TRAPPERS must be at the forefront of any wild dog policy, according to two Gippsland high country farmers.
Scott McCole of Swifts Creek and Kevin Miles of Rileys Creek believe the Victorian Government had placed too much emphasis on 1080 baiting programs and not enough on trapping dogs.
"Baiting has its place, but without trapping and shooting you can't protect the sheep," Mr McCole said.
It was an issue raised at last month's Tallangatta wild dog forum, when many landholders disputed the effectiveness of the increased baiting programs compared with trapping.
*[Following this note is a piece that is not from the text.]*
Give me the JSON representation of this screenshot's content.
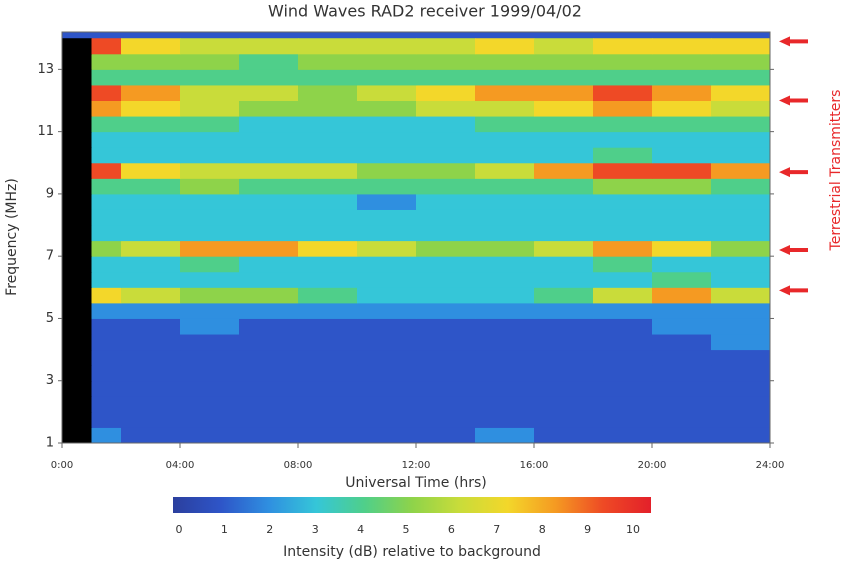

Mr McCole said that up until about a year ago the Department of Primary Industries trapping program in their area had virtually ceased and producers were losing thousands of sheep
Four years ago Mr Miles lost 1000 sheep in 12 months and now runs only half the number of Merinos he used to.
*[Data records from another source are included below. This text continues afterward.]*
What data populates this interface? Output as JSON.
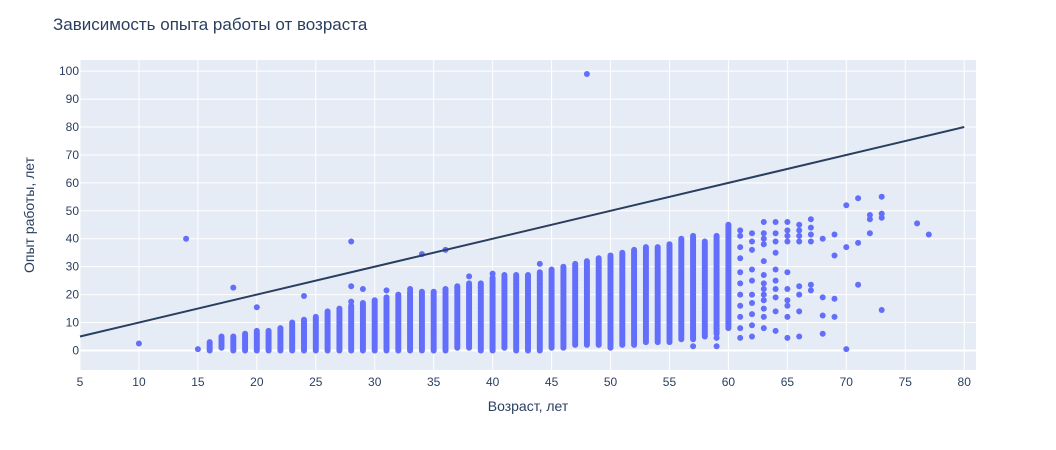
{
  "chart_data": {
    "type": "scatter",
    "title": "Зависимость опыта работы от возраста",
    "xlabel": "Возраст, лет",
    "ylabel": "Опыт работы, лет",
    "xlim": [
      5,
      81
    ],
    "ylim": [
      -7,
      104
    ],
    "xticks": [
      5,
      10,
      15,
      20,
      25,
      30,
      35,
      40,
      45,
      50,
      55,
      60,
      65,
      70,
      75,
      80
    ],
    "yticks": [
      0,
      10,
      20,
      30,
      40,
      50,
      60,
      70,
      80,
      90,
      100
    ],
    "grid": true,
    "colors": {
      "points": "#636efa",
      "line": "#2a3f5f",
      "plot_bg": "#e5ecf6",
      "grid": "#ffffff",
      "text": "#2a3f5f"
    },
    "reference_line": {
      "x": [
        5,
        80
      ],
      "y": [
        5,
        80
      ]
    },
    "column_ranges": [
      [
        16,
        0,
        3
      ],
      [
        17,
        1,
        5
      ],
      [
        18,
        0,
        5
      ],
      [
        19,
        0,
        6
      ],
      [
        20,
        0,
        7
      ],
      [
        21,
        0,
        7
      ],
      [
        22,
        0,
        8
      ],
      [
        23,
        0,
        10
      ],
      [
        24,
        0,
        11
      ],
      [
        25,
        0,
        12
      ],
      [
        26,
        0,
        14
      ],
      [
        27,
        0,
        15
      ],
      [
        28,
        0,
        16
      ],
      [
        29,
        0,
        17
      ],
      [
        30,
        0,
        18
      ],
      [
        31,
        0,
        19
      ],
      [
        32,
        0,
        20
      ],
      [
        33,
        0,
        21
      ],
      [
        34,
        0,
        21
      ],
      [
        35,
        0,
        21
      ],
      [
        36,
        0,
        22
      ],
      [
        37,
        1,
        23
      ],
      [
        38,
        1,
        24
      ],
      [
        39,
        0,
        24
      ],
      [
        40,
        0,
        26
      ],
      [
        41,
        1,
        27
      ],
      [
        42,
        0,
        27
      ],
      [
        43,
        0,
        27
      ],
      [
        44,
        0,
        28
      ],
      [
        45,
        1,
        29
      ],
      [
        46,
        1,
        30
      ],
      [
        47,
        2,
        31
      ],
      [
        48,
        2,
        32
      ],
      [
        49,
        2,
        33
      ],
      [
        50,
        1,
        34
      ],
      [
        51,
        2,
        35
      ],
      [
        52,
        2,
        36
      ],
      [
        53,
        3,
        37
      ],
      [
        54,
        3,
        37
      ],
      [
        55,
        3,
        38
      ],
      [
        56,
        4,
        40
      ],
      [
        57,
        4,
        41
      ],
      [
        58,
        5,
        39
      ],
      [
        59,
        6,
        41
      ],
      [
        60,
        8,
        45
      ]
    ],
    "points": [
      [
        10,
        2.5
      ],
      [
        14,
        40
      ],
      [
        15,
        0.5
      ],
      [
        18,
        22.5
      ],
      [
        20,
        15.5
      ],
      [
        24,
        19.5
      ],
      [
        28,
        39
      ],
      [
        28,
        23
      ],
      [
        29,
        22
      ],
      [
        28,
        17.5
      ],
      [
        31,
        21.5
      ],
      [
        33,
        22
      ],
      [
        34,
        34.5
      ],
      [
        36,
        36
      ],
      [
        38,
        26.5
      ],
      [
        40,
        27.5
      ],
      [
        44,
        31
      ],
      [
        48,
        99
      ],
      [
        50,
        1.5
      ],
      [
        57,
        1.5
      ],
      [
        57,
        4.5
      ],
      [
        59,
        1.5
      ],
      [
        59,
        4.5
      ],
      [
        57,
        8
      ],
      [
        59,
        8
      ],
      [
        61,
        4.5
      ],
      [
        61,
        8
      ],
      [
        61,
        12
      ],
      [
        61,
        16
      ],
      [
        61,
        20
      ],
      [
        61,
        24
      ],
      [
        61,
        28
      ],
      [
        61,
        33
      ],
      [
        61,
        37
      ],
      [
        61,
        41
      ],
      [
        61,
        43
      ],
      [
        62,
        5
      ],
      [
        62,
        9
      ],
      [
        62,
        13
      ],
      [
        62,
        17
      ],
      [
        62,
        20
      ],
      [
        62,
        25
      ],
      [
        62,
        29
      ],
      [
        62,
        36
      ],
      [
        62,
        39
      ],
      [
        62,
        42
      ],
      [
        63,
        8
      ],
      [
        63,
        12
      ],
      [
        63,
        15
      ],
      [
        63,
        18
      ],
      [
        63,
        20
      ],
      [
        63,
        22
      ],
      [
        63,
        24
      ],
      [
        63,
        27
      ],
      [
        63,
        32
      ],
      [
        63,
        38
      ],
      [
        63,
        40
      ],
      [
        63,
        42
      ],
      [
        63,
        46
      ],
      [
        64,
        7
      ],
      [
        64,
        14
      ],
      [
        64,
        19
      ],
      [
        64,
        22
      ],
      [
        64,
        25
      ],
      [
        64,
        29
      ],
      [
        64,
        35
      ],
      [
        64,
        39
      ],
      [
        64,
        42
      ],
      [
        64,
        46
      ],
      [
        65,
        4.5
      ],
      [
        65,
        12
      ],
      [
        65,
        16
      ],
      [
        65,
        18
      ],
      [
        65,
        22
      ],
      [
        65,
        28
      ],
      [
        65,
        39
      ],
      [
        65,
        41
      ],
      [
        65,
        43
      ],
      [
        65,
        46
      ],
      [
        66,
        5
      ],
      [
        66,
        14
      ],
      [
        66,
        20
      ],
      [
        66,
        23
      ],
      [
        66,
        39
      ],
      [
        66,
        41
      ],
      [
        66,
        43
      ],
      [
        66,
        45
      ],
      [
        67,
        21.5
      ],
      [
        67,
        23.5
      ],
      [
        67,
        39
      ],
      [
        67,
        41.5
      ],
      [
        67,
        44
      ],
      [
        67,
        47
      ],
      [
        68,
        6
      ],
      [
        68,
        12.5
      ],
      [
        68,
        19
      ],
      [
        68,
        40
      ],
      [
        69,
        12
      ],
      [
        69,
        18.5
      ],
      [
        69,
        34
      ],
      [
        69,
        41.5
      ],
      [
        70,
        0.5
      ],
      [
        70,
        37
      ],
      [
        70,
        52
      ],
      [
        71,
        23.5
      ],
      [
        71,
        38.5
      ],
      [
        71,
        54.5
      ],
      [
        72,
        42
      ],
      [
        72,
        47
      ],
      [
        72,
        48.5
      ],
      [
        73,
        14.5
      ],
      [
        73,
        47.5
      ],
      [
        73,
        49
      ],
      [
        73,
        55
      ],
      [
        76,
        45.5
      ],
      [
        77,
        41.5
      ]
    ]
  }
}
He and Mr McCole said their region had been well-serviced by an experienced DPI wild dog controller in the past 12 months and had not lost a sheep for four months.
But they remain concerned about the department's commitment to maintaining this level of service.
"I'm scared we will end up losing our trapper because of the lack of recognition for their role," Mr Miles said.
"It's all about baits and not about trappers."
A DPI spokesman said the department had "moved away from a reliance on reactive trapping and has more focus on proactive baiting to complement reactive trapping and other control methods".